Welcome to Financial Networks

Learning Outcomes

On completion of this course, the student will be able to:

  1. critically analyse and explain complex financial systems based on empirical observations.
  2. select and justify appropriate network analytics techniques for specific financial network tasks.
  3. implement network analytics methods to uncover insights into financial behaviours and dynamics.
  4. evaluate how network structures influence financial performance and risk, interpreting the implications for various financial scenarios.
  5. present highly interdisciplinary work in an understandable and comprehensive manner to people with different backgrounds.
Course Outline

What if you could predict how a financial crisis unfolds before it even begins? In this course, you will dive into the networks that shape the financial world, discovering how connections between institutions, markets, and people drive it. Rather than focusing on individual entities, you will explore the web of relationships influencing everything from financial contagions to the rise and fall of cryptocurrencies, and spending behaviour. Through practical examples, you will build a toolkit for analysing complex financial systems.

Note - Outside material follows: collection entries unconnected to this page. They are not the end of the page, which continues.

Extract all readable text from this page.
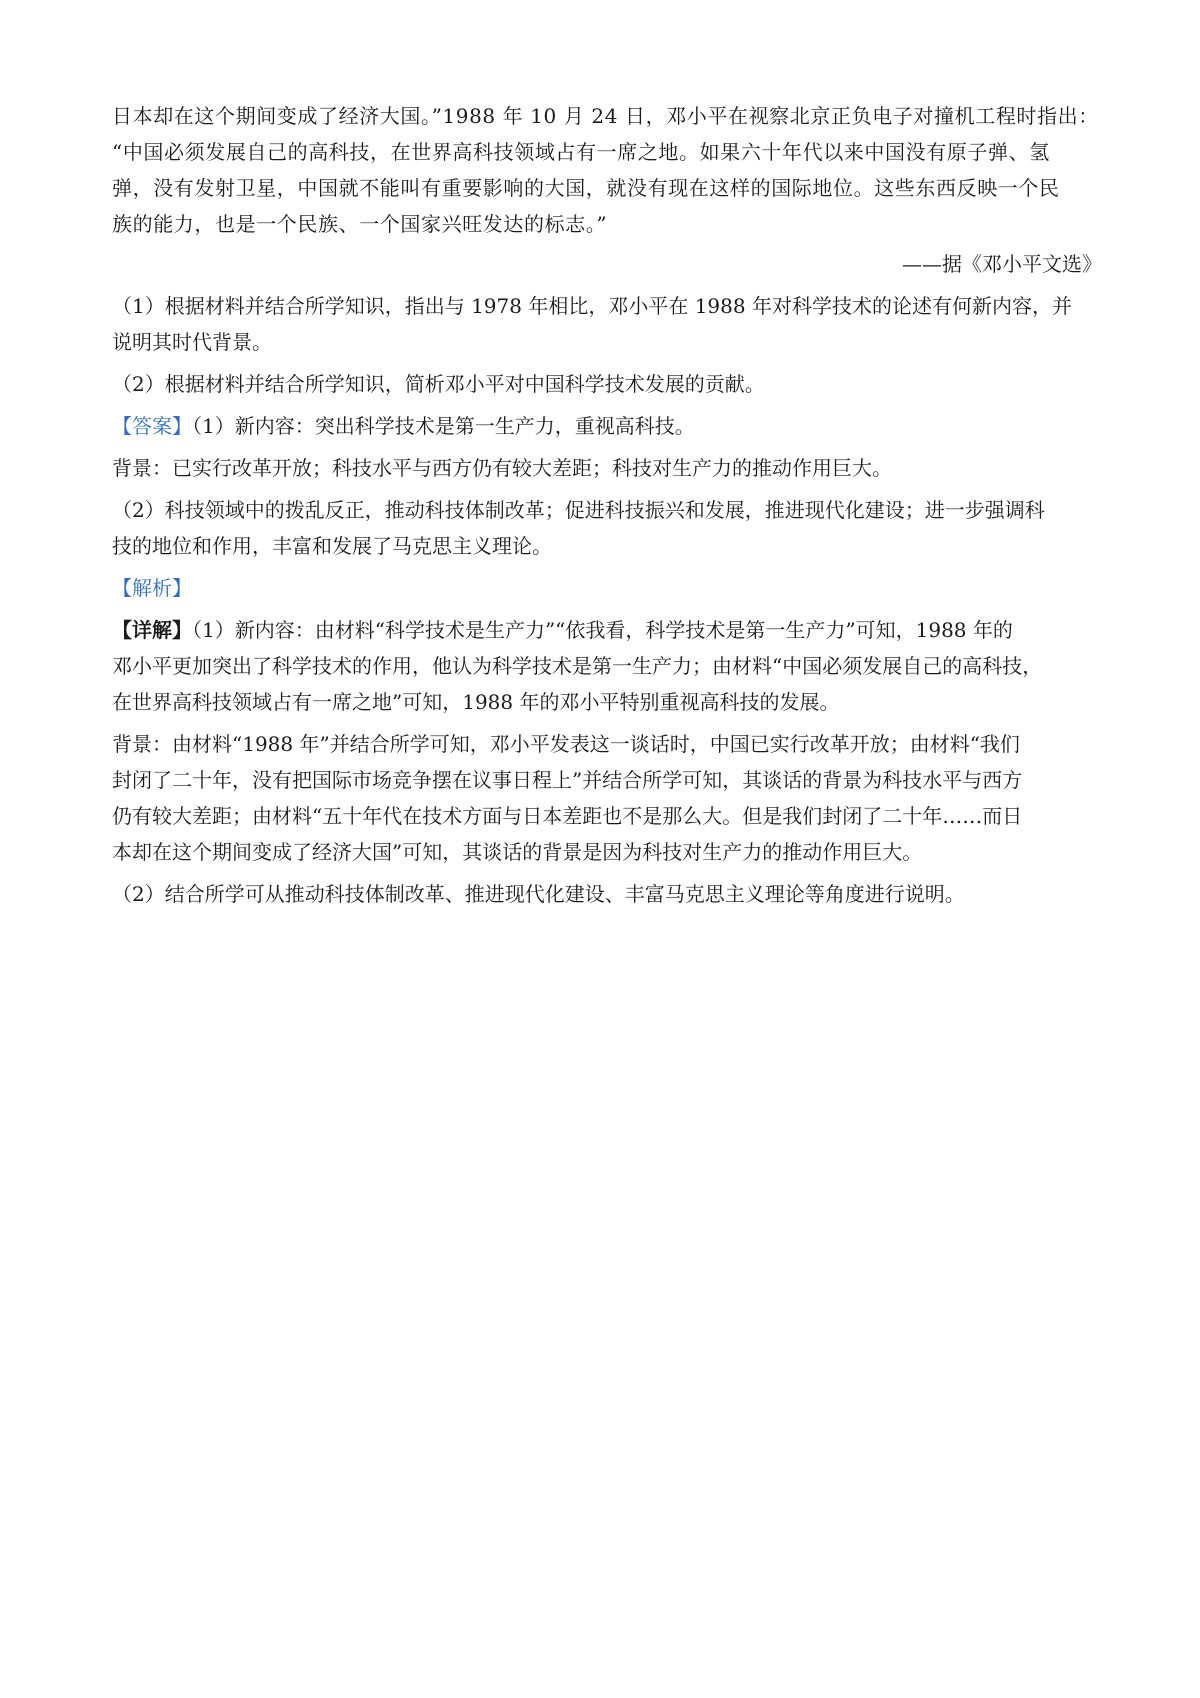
日本却在这个期间变成了经济大国。”1988 年 10 月 24 日，邓小平在视察北京正负电子对撞机工程时指出：
“中国必须发展自己的高科技，在世界高科技领域占有一席之地。如果六十年代以来中国没有原子弹、氢
弹，没有发射卫星，中国就不能叫有重要影响的大国，就没有现在这样的国际地位。这些东西反映一个民
族的能力，也是一个民族、一个国家兴旺发达的标志。”
——据《邓小平文选》
（1）根据材料并结合所学知识，指出与 1978 年相比，邓小平在 1988 年对科学技术的论述有何新内容，并
说明其时代背景。
（2）根据材料并结合所学知识，简析邓小平对中国科学技术发展的贡献。
【答案】（1）新内容：突出科学技术是第一生产力，重视高科技。
背景：已实行改革开放；科技水平与西方仍有较大差距；科技对生产力的推动作用巨大。
（2）科技领域中的拨乱反正，推动科技体制改革；促进科技振兴和发展，推进现代化建设；进一步强调科
技的地位和作用，丰富和发展了马克思主义理论。
【解析】
【详解】（1）新内容：由材料“科学技术是生产力”“依我看，科学技术是第一生产力”可知，1988 年的
邓小平更加突出了科学技术的作用，他认为科学技术是第一生产力；由材料“中国必须发展自己的高科技，
在世界高科技领域占有一席之地”可知，1988 年的邓小平特别重视高科技的发展。
背景：由材料“1988 年”并结合所学可知，邓小平发表这一谈话时，中国已实行改革开放；由材料“我们
封闭了二十年，没有把国际市场竞争摆在议事日程上”并结合所学可知，其谈话的背景为科技水平与西方
仍有较大差距；由材料“五十年代在技术方面与日本差距也不是那么大。但是我们封闭了二十年……而日
本却在这个期间变成了经济大国”可知，其谈话的背景是因为科技对生产力的推动作用巨大。
（2）结合所学可从推动科技体制改革、推进现代化建设、丰富马克思主义理论等角度进行说明。
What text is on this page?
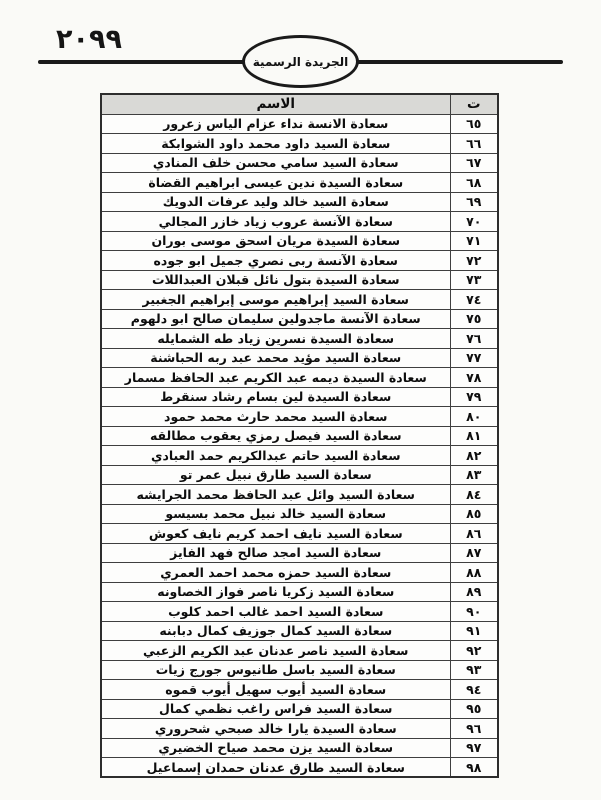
٢٠٩٩
الجريدة الرسمية
ت	الاسم
٦٥	سعادة الانسة نداء عزام الياس زعرور
٦٦	سعادة السيد داود محمد داود الشوابكة
٦٧	سعادة السيد سامي محسن خلف المنادي
٦٨	سعادة السيدة ندين عيسى ابراهيم القضاة
٦٩	سعادة السيد خالد وليد عرفات الدويك
٧٠	سعادة الآنسة عروب زياد خازر المجالي
٧١	سعادة السيدة مريان اسحق موسى بوران
٧٢	سعادة الآنسة ربى نصري جميل ابو جوده
٧٣	سعادة السيدة بتول نائل قبلان العبداللات
٧٤	سعادة السيد إبراهيم موسى إبراهيم الجغبير
٧٥	سعادة الآنسة ماجدولين سليمان صالح ابو دلهوم
٧٦	سعادة السيدة نسرين زياد طه الشمايله
٧٧	سعادة السيد مؤيد محمد عبد ربه الحباشنة
٧٨	سعادة السيدة ديمه عبد الكريم عبد الحافظ مسمار
٧٩	سعادة السيدة لين بسام رشاد سنقرط
٨٠	سعادة السيد محمد حارث محمد حمود
٨١	سعادة السيد فيصل رمزي يعقوب مطالقه
٨٢	سعادة السيد حاتم عبدالكريم حمد العبادي
٨٣	سعادة السيد طارق نبيل عمر تو
٨٤	سعادة السيد وائل عبد الحافظ محمد الجرايشه
٨٥	سعادة السيد خالد نبيل محمد بسيسو
٨٦	سعادة السيد نايف احمد كريم نايف كعوش
٨٧	سعادة السيد امجد صالح فهد الفايز
٨٨	سعادة السيد حمزه محمد احمد العمري
٨٩	سعادة السيد زكريا ناصر فواز الخصاونه
٩٠	سعادة السيد احمد غالب احمد كلوب
٩١	سعادة السيد كمال جوزيف كمال دبابنه
٩٢	سعادة السيد ناصر عدنان عبد الكريم الزعبي
٩٣	سعادة السيد باسل طانيوس جورج زيات
٩٤	سعادة السيد أيوب سهيل أيوب قموه
٩٥	سعادة السيد فراس راغب نظمي كمال
٩٦	سعادة السيدة يارا خالد صبحي شحروري
٩٧	سعادة السيد يزن محمد صياح الخضيري
٩٨	سعادة السيد طارق عدنان حمدان إسماعيل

Whether you are interested in banking, digital finance, or economic policy, this course offers fresh insights into finance.

Schedule and information
LECTURES

Tuesdays 15:10-16:00 (Dugald Stewart Building - 3.10)
Thursdays 15:10-16:00 (40 George Square Lower Teaching Hub - LG.11) 
Fridays 15:10-16:00 (40 George Square Lower Teaching Hub - LG.09)

TUTORIALS


***note: tutorials will start on week 3. Until then, the times may be subject to change to minimise clashes with other courses.*** 
Tutorial will happen on Wednesdays. Please check your calendar to see which group you belong to, and where and what time the tutorials are.

 

There will be no lectures and tutorials on week 7 and week 11, to let you focus on the coursework and the revision of the material.